Updates are provided in relation to the milestones listed at HathiTrust Research Center Timeline and Deliverables .
Progress: HTRC is working with a 50,000 volume collection of materials digitized from the IU library and a 250,000 volume collection of non-Google digitized content. Both collections reside at IU stored on a NAS (Network Attached Storage) unit and are regularly synchronized with the main HT collection at Michigan using the Unix tool rsync.
Progress: HTRC received a 3-year grant from the Alfred P. Sloan Foundation to build this prototype system. The system will prove experimentally and theoretically that it is possible to comply with the non-consumptive constraint in computational research. It will serve the community as a platform for development, testing, and execution of new algorithms developed by the broad research community capable of running at scale on the HathiTrust corpus. This research involves Atul Prakash of the University of Michigan.
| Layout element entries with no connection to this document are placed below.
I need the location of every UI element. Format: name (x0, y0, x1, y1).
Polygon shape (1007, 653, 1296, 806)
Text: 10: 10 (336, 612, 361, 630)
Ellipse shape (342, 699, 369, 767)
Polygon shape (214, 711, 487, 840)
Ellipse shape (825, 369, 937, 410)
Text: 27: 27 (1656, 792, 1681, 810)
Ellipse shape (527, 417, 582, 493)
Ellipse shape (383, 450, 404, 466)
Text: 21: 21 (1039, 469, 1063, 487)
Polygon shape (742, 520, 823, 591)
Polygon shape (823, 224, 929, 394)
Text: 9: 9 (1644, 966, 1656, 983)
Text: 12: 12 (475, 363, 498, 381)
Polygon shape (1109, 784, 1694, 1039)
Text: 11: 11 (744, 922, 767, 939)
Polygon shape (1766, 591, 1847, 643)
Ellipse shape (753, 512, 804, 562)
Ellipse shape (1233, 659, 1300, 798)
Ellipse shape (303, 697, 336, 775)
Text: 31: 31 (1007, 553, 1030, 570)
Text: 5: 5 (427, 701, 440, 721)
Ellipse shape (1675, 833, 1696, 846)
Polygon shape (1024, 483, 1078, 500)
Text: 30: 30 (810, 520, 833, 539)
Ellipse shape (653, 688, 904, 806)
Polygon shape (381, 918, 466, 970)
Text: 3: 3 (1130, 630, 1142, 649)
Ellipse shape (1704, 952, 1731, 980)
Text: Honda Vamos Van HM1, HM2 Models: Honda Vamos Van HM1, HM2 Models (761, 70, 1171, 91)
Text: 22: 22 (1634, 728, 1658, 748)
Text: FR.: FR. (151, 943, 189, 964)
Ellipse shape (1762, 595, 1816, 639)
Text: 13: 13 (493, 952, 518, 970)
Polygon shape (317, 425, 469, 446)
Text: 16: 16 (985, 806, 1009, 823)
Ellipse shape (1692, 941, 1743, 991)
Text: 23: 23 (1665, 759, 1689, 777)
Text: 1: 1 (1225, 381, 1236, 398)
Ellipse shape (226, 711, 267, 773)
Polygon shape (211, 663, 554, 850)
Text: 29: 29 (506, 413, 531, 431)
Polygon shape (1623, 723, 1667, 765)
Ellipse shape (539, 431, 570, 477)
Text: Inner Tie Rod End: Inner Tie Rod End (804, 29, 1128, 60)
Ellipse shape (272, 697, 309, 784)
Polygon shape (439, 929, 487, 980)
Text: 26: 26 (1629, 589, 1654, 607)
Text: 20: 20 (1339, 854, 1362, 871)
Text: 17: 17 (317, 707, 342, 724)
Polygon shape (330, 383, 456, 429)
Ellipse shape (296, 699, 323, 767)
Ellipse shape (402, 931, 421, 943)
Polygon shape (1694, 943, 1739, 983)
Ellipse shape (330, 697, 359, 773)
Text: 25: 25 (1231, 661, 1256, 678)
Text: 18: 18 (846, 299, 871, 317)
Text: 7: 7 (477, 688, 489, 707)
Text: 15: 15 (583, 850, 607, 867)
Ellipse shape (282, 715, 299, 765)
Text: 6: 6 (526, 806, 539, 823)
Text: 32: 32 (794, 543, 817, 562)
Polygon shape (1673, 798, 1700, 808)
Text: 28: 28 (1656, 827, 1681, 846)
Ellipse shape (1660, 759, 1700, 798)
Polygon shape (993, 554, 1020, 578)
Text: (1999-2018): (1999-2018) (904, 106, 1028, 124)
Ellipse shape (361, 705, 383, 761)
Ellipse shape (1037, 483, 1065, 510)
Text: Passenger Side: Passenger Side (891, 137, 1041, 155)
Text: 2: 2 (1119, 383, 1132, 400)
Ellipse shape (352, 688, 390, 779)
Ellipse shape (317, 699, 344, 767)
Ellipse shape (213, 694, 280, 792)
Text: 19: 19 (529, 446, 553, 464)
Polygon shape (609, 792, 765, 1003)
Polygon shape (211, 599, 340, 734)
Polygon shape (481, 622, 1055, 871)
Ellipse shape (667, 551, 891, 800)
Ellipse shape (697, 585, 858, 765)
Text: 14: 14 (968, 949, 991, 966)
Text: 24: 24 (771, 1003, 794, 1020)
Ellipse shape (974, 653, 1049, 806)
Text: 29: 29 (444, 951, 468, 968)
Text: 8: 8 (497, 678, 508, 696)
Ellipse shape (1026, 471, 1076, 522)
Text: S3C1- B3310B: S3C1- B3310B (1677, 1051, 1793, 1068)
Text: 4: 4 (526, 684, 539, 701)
Progress: HTRC staff set up a development portal for HTRC. The portal is built using the Lift framework . A key aspect of the portal implementation is its support for InCommon identity and access management, which enables a user user to log in using their home university credentials. The portal is consequently more secure because HTRC does not need to manage identity itself, and users also benefit from the inCommon management tool as they are not required to remember another user ID and password.
Progress: In this first phase HTRC is working on setting up core infrastructure components including the portal, InCommon sign-on, a service registry, Solr indexes, file system and database storage for the collections. Staff are also working on infrastructure for user-created collections and experimenting with text-mining techniques for improving descriptive metadata across the collections. Finally, a set of 60,000 rules developed with the aid of domain experts is being applied to correct OCR errors across the collection.
Progress: HTRC staff demonstrated SEASR running against a small HTRC collection at the Digital Humanities Conference June 2011 using a collection of 50,000 volumes from the Indiana University collection in the HathiTrust. The content was prepared for this use by flattening the HT internal pairtree and converting bibliographic data to RIS format (http://www.refman.com/support/risformat_intro.asp). Future work includes integrating SEASR into the HTRC portal infrastructure by supporting InCommon identity and access management. Other projects currently in progress include scaling to access a large remote data collection and ensuring algorithm integrity against the copyrighted collection particularly in the face of user's ability to rewire workflows at will.
Progress: HTRC has chosen the InCommon framework for trustworthy shared management of access to on-line resources. Researchers have single sign-on convenience using their existing credentials at their host organization, which eliminates the need to create additional accounts. InCommon uses Shibboleth or another SAML-compliant software to exchange attributes with partners, providing only the information necessary to do the authentication and authorization. The InCommon Federation provides the policy and technical framework that makes all of this possible. As of a recent count, all but 15 of the members of HathiTrust are members of the InCommon Federation. We anticipate that membership will grow to 100% of HathiTrust members.
Progress: An official kick-off of the HTRC was held at the Digital Humanities Conference in Palo Alto, CA June 20, 2011. The HathiTrust Research Center team has given 7 presentations to other various groups and conferences.
Progress: HTRC has co-sponsored three grant proposals with institutions inside and outside the HathiTrust partnership community.
Progress: HTRC has met with Project Bamboo  on multiple occasions in continuing discussions.
Progress: The Alfred P. Sloan Foundation award is a step towards sustainability. We are working on a long-term sustainability plan.